As a parent, you don't always have to play with your child. Independent play is great for children, too. It helps increase your child's independence, problem solving skills and creativity.

Children do not need complex toys or activities. Often, children are most interested in items we use every day. You do not need to buy expensive toys – all you really need are toys you may already own.

Some examples of play that support appropriate language use include toy kitchen with food, pretend dollhouse with pretend people, community helpers, barn with toy farm animals, bubbles, balls, puzzles, blocks, books, board games, shape sorter and costumes/adult clothes and props. Children learn from scene role playing, such as playing with a cash register and toy food and pretending to buy items or playing with a toy kitchen and pretending to cook or serve at a restaurant.

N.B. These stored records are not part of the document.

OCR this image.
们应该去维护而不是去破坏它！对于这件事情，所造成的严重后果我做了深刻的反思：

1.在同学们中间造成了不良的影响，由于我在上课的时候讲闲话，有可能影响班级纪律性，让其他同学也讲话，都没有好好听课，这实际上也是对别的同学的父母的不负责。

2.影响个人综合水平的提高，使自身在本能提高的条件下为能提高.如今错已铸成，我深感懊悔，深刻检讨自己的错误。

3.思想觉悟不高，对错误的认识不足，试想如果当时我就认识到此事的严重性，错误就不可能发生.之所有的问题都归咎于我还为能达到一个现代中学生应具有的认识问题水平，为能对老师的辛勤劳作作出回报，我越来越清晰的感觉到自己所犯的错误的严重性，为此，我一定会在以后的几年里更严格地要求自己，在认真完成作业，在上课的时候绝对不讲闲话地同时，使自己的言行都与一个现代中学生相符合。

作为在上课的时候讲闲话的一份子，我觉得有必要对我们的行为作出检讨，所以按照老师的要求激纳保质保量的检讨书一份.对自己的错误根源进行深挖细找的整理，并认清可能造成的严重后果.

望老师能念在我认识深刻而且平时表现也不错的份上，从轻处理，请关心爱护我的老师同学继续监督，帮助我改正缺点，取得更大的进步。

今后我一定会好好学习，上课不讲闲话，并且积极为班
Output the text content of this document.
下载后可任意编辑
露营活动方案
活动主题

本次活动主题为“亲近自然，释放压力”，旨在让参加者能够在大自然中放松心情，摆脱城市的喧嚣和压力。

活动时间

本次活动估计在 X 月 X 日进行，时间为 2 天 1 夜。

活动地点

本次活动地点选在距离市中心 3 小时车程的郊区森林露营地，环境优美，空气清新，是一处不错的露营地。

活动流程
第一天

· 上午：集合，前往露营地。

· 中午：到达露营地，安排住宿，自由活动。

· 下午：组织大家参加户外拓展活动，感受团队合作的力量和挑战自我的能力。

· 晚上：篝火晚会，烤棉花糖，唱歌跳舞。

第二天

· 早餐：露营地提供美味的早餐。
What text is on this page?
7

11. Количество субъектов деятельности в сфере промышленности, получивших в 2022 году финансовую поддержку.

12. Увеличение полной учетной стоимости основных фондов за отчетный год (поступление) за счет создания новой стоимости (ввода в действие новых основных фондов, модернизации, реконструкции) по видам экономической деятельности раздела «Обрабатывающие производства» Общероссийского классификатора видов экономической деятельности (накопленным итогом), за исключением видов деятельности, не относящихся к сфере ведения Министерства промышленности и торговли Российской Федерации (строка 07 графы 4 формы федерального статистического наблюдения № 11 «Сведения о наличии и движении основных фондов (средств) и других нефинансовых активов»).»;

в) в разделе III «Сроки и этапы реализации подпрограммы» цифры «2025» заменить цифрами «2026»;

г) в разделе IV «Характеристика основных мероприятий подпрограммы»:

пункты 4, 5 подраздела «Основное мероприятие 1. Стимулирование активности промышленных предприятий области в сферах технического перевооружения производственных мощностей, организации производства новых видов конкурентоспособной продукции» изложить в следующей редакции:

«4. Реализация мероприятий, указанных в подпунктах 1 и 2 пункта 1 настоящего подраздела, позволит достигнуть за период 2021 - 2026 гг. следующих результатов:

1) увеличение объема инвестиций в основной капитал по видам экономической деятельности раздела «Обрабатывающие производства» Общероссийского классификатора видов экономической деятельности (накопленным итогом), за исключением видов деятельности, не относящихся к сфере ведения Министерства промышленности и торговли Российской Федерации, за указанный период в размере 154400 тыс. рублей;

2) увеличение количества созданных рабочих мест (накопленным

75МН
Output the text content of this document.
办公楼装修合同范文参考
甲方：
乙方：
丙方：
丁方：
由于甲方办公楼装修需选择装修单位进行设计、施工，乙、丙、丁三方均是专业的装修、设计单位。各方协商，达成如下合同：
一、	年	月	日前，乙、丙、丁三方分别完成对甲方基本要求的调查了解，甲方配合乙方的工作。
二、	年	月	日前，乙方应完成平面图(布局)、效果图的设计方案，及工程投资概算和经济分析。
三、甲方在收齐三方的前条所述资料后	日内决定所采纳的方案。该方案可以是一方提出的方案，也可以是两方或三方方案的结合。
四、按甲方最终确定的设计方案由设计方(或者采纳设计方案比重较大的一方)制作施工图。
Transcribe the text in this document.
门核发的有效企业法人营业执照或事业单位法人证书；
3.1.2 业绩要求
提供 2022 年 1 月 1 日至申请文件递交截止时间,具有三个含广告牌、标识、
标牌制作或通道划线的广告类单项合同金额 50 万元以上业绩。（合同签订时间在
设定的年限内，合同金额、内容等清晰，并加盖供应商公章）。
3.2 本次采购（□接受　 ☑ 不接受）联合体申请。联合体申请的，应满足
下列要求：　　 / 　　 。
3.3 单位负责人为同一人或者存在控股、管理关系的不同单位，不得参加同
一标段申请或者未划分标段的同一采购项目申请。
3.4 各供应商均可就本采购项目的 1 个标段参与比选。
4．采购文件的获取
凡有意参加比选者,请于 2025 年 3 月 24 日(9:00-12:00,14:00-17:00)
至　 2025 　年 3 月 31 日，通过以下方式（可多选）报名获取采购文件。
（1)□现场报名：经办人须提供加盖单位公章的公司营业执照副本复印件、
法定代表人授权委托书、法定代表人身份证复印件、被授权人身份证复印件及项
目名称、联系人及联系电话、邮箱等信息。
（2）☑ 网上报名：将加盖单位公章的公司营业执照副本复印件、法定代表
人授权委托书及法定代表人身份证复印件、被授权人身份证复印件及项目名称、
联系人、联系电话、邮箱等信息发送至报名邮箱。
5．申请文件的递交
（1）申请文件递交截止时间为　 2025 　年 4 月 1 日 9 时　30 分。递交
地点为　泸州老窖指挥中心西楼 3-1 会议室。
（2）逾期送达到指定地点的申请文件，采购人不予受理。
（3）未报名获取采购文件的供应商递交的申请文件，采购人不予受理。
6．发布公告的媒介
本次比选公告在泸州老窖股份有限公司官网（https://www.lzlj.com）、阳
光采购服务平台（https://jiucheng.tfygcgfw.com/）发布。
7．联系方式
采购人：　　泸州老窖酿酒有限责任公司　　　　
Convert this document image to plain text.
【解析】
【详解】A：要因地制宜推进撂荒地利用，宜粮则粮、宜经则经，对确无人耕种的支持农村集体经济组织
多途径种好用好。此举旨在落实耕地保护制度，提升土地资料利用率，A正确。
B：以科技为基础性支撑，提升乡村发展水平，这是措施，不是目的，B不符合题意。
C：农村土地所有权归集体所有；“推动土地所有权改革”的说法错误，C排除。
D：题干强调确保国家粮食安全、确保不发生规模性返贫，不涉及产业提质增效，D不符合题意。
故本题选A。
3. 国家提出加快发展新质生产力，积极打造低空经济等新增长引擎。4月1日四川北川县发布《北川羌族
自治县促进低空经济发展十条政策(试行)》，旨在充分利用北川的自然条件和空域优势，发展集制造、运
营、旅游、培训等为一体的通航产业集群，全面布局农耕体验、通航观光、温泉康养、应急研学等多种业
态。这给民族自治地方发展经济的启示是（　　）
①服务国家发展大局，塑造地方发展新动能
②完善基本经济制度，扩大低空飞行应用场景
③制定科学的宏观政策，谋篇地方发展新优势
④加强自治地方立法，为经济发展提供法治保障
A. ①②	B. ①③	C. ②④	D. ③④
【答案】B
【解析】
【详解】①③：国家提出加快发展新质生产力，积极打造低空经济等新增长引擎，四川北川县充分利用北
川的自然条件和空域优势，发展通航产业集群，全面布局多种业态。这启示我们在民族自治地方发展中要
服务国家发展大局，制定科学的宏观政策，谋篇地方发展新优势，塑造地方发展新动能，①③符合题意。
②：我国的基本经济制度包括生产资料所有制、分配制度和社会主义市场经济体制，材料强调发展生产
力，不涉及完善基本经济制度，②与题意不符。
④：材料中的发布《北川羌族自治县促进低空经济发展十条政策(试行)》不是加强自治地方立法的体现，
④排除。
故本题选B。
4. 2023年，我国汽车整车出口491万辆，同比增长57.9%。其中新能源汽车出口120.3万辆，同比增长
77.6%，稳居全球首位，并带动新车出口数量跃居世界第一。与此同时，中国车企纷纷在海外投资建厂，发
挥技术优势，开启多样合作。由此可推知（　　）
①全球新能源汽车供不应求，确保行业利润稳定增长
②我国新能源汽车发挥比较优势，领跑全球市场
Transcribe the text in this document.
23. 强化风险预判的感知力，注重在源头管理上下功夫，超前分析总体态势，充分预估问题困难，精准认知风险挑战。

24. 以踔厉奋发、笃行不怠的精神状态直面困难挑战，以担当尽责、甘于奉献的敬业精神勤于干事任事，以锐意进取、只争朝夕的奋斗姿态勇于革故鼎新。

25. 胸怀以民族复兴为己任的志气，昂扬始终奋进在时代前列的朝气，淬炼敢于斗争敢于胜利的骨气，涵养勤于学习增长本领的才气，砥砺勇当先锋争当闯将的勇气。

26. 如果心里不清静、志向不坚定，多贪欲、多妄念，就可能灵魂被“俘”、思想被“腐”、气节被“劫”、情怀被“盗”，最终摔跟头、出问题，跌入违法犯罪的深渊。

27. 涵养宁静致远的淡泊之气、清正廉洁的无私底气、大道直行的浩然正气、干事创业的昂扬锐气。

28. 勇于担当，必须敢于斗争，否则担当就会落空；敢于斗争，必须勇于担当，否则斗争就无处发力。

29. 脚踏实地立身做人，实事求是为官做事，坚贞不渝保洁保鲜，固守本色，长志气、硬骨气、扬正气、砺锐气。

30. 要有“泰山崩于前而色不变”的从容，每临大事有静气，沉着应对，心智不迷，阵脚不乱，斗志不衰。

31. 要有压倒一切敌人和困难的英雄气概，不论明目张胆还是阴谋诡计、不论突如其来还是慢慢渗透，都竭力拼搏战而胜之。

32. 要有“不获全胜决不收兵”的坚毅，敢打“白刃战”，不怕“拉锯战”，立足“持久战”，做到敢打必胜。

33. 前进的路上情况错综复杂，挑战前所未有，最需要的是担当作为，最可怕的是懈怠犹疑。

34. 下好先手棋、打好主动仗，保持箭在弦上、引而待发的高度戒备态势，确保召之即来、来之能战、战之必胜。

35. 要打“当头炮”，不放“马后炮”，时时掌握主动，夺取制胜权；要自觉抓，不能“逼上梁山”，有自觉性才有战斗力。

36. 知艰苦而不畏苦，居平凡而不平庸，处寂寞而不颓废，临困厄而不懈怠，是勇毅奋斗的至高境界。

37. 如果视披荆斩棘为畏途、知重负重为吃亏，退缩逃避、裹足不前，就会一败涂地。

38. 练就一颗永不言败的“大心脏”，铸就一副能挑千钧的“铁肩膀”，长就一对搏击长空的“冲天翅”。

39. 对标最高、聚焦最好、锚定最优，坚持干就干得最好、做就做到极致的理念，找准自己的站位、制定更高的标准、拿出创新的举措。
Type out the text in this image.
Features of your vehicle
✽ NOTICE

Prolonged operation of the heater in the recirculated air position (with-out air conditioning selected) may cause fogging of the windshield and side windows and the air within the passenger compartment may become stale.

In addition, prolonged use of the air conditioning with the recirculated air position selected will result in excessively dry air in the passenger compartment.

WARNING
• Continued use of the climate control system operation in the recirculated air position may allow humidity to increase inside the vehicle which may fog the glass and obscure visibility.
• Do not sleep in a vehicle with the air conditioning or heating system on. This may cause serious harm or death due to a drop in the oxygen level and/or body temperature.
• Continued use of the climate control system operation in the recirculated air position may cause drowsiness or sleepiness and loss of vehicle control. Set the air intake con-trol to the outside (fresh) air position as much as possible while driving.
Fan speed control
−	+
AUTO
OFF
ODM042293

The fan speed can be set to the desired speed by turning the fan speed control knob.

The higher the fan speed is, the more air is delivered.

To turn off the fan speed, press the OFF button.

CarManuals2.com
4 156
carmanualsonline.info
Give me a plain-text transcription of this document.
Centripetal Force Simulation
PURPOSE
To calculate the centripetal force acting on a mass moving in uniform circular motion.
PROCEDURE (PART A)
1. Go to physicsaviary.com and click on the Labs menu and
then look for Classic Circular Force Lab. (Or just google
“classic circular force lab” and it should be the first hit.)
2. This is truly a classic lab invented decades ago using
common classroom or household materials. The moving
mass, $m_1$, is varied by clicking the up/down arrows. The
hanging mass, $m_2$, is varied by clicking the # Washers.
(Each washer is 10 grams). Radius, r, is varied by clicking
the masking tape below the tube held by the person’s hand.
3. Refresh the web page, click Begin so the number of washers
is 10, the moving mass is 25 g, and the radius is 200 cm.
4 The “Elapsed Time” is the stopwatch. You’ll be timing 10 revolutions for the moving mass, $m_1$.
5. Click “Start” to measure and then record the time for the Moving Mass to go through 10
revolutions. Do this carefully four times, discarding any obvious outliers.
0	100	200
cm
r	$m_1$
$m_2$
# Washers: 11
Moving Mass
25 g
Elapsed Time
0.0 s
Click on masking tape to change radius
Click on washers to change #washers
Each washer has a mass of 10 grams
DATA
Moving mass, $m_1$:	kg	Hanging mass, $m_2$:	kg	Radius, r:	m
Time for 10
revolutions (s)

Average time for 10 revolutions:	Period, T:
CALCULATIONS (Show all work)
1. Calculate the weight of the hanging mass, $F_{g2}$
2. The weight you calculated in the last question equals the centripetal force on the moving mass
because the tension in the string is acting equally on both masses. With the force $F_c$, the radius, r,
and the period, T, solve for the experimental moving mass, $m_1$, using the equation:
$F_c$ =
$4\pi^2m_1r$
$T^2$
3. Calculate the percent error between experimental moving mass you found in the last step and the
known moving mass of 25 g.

Children learn best through movement. At Longtown Medical Park, where I work as a pediatric speech therapist for the NMMC Outpatient Rehabilitation Center, we recently installed a sensory gym that helps us incorporate movement into our therapy sessions. Some key features that encourage play while helping children reach developmental milestones are:

Rock Climbing Wall

  • Helps increase a child’s strength, coordination, balance, problem solving and motor planning.
  • Helps increase a child’s communication skills by working on requesting, following directions, colors and prepositions

Swings

  • Help with sensory regulation. Therapeutic swings help a child feel calm and secure
  • Help Increase communication by requesting and using actions
  • Help with balance and trunk control

Steps

  • Help children improve their strength, single leg stance, alternating movements, body awareness and safety

Slide

  • Helps with communication by requesting and using actionsServes as a reward for behavior modification

Foam Blocks

  • Help a child learn skills like stacking, following directions, sequencing, identifying colors and answering wh- questions (“what color do you have?” “where does the blue block go?”)

Zip Line

  • Helps improve a child’s safety awareness, core/trunk control, strength, coordination and stability

Monkey Bars

  • Help improve strength, coordination, alternation of movements and body awareness
  • Help with communication by sequencing, requesting, actions and initiation

Ladder

  • Helps a child improve strength, coordination, body awareness and alternation of movement
  • Helps increase communication skills by requesting and expressing prepositions (such as “up,” “down”)

Play allows a child to learn new skills, understand language concepts & problem solve.